Despite the circumstances, this is something that a lot of urbanists have dreamed of for a long time and poses an interesting experiment of whether or not we can maintain partially closed streets after lockdown restrictions are lifted. “We’re focused on getting through this moment right now,” explains Russo, “But I do think it’s a good experiment and as we hear about what’s working and what’s not working, we’ll respond accordingly.”

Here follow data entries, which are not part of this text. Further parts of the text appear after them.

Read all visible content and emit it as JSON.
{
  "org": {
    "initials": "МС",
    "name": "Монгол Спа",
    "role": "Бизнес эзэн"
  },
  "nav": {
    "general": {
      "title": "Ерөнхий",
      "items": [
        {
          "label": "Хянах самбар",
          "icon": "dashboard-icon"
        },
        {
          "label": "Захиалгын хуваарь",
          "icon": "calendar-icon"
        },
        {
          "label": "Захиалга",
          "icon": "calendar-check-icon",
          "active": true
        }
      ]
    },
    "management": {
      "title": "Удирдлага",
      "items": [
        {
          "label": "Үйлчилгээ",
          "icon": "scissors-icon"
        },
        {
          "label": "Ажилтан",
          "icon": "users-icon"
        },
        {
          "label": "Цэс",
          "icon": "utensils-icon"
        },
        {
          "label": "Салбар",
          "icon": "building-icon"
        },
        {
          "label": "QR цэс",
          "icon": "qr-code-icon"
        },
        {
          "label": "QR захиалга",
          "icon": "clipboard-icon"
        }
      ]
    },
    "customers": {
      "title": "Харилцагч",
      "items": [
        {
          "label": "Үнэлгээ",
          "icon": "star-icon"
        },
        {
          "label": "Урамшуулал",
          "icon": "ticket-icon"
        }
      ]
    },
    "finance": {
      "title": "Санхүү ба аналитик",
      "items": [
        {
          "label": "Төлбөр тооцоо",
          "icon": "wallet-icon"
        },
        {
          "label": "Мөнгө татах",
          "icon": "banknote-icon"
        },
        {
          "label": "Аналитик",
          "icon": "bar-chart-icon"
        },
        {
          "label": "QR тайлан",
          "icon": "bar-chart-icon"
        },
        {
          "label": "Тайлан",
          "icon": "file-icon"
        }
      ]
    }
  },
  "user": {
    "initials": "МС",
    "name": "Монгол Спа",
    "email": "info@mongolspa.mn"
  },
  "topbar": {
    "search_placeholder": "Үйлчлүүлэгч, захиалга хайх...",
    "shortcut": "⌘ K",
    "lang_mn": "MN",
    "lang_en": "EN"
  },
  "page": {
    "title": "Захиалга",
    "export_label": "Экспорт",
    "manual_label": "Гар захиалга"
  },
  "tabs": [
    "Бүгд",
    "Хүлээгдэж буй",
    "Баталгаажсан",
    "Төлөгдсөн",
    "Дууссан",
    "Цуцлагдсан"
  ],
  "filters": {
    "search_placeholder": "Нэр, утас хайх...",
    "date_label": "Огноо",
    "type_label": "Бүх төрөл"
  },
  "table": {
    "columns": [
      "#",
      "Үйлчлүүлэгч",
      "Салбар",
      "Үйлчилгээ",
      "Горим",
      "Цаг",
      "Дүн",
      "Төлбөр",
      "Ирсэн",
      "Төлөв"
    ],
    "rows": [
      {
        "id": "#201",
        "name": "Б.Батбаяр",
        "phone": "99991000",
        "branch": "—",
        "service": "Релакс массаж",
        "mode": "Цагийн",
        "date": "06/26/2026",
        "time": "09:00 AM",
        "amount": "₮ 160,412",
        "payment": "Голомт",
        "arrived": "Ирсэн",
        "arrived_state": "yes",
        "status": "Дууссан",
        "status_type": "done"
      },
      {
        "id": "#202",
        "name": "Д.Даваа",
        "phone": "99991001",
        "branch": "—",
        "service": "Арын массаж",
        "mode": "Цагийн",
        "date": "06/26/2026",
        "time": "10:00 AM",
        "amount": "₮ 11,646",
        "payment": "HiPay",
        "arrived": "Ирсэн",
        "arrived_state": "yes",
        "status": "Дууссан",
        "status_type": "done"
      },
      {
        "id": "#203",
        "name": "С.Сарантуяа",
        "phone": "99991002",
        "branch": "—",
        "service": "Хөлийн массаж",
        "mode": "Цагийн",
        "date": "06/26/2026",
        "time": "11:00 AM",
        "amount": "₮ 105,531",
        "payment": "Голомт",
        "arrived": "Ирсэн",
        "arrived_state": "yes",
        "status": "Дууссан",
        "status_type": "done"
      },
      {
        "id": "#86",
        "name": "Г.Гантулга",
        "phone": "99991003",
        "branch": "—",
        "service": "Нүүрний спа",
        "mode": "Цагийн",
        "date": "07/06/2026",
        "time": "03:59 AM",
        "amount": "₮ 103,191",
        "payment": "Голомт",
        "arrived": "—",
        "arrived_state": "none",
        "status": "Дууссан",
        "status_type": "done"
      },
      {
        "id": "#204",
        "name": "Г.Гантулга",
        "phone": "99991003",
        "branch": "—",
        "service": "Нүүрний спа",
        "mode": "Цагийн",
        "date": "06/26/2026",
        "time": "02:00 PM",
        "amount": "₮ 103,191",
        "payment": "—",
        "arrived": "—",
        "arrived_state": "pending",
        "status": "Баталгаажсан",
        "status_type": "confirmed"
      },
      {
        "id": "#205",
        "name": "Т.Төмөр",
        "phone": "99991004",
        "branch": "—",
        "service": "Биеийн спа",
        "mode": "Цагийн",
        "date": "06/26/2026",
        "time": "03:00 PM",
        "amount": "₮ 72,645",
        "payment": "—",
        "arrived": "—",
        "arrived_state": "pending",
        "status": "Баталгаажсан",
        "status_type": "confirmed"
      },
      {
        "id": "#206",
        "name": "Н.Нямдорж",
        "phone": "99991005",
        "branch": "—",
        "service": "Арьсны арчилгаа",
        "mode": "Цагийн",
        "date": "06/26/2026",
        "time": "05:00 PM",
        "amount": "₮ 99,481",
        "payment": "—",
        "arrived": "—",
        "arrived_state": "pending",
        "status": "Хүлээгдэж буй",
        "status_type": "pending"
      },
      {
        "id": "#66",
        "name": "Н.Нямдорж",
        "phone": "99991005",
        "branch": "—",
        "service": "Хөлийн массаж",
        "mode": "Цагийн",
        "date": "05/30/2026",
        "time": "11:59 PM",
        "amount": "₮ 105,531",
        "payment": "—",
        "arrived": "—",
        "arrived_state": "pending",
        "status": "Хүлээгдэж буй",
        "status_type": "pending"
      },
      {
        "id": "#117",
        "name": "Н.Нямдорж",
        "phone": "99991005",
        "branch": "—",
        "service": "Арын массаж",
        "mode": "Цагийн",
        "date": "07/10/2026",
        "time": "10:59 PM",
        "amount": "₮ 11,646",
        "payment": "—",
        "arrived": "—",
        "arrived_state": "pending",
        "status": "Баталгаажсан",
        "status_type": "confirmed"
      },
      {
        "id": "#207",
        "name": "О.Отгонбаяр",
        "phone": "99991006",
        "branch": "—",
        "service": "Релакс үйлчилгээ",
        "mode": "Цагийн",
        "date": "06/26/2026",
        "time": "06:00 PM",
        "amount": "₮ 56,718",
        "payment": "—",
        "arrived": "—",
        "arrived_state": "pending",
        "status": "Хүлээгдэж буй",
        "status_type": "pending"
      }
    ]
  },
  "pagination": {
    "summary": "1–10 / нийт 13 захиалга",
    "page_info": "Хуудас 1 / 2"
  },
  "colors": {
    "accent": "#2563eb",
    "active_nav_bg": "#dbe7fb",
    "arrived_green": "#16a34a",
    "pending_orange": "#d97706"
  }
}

Urbanists like Allison Arieff of SPUR have been really encouraged by what’s happening in Oakland. It shows that we can implement these policies quickly and effectively, and Arieff says that these moments of crisis provide us with an opportunity to rethink our cities. It wouldn’t be the first time that the way we think about our urban landscape has changed in response to a crisis. Central Park in New York City came about partially as a reaction to the cholera epidemics of the 19th century. Or more recently you can look at the ways in which the last recession gave rise to tactical urbanism projects in cities like San Francisco. “Ultimately I think this is a huge indicator of how much more space we could give to the public,” says Arieff, “I’m not going to say that there will be no cars in our post-COVID future, but hopefully people will recognize that it’s nice to have more room and not be worried about a car careening around the corner and killing me.”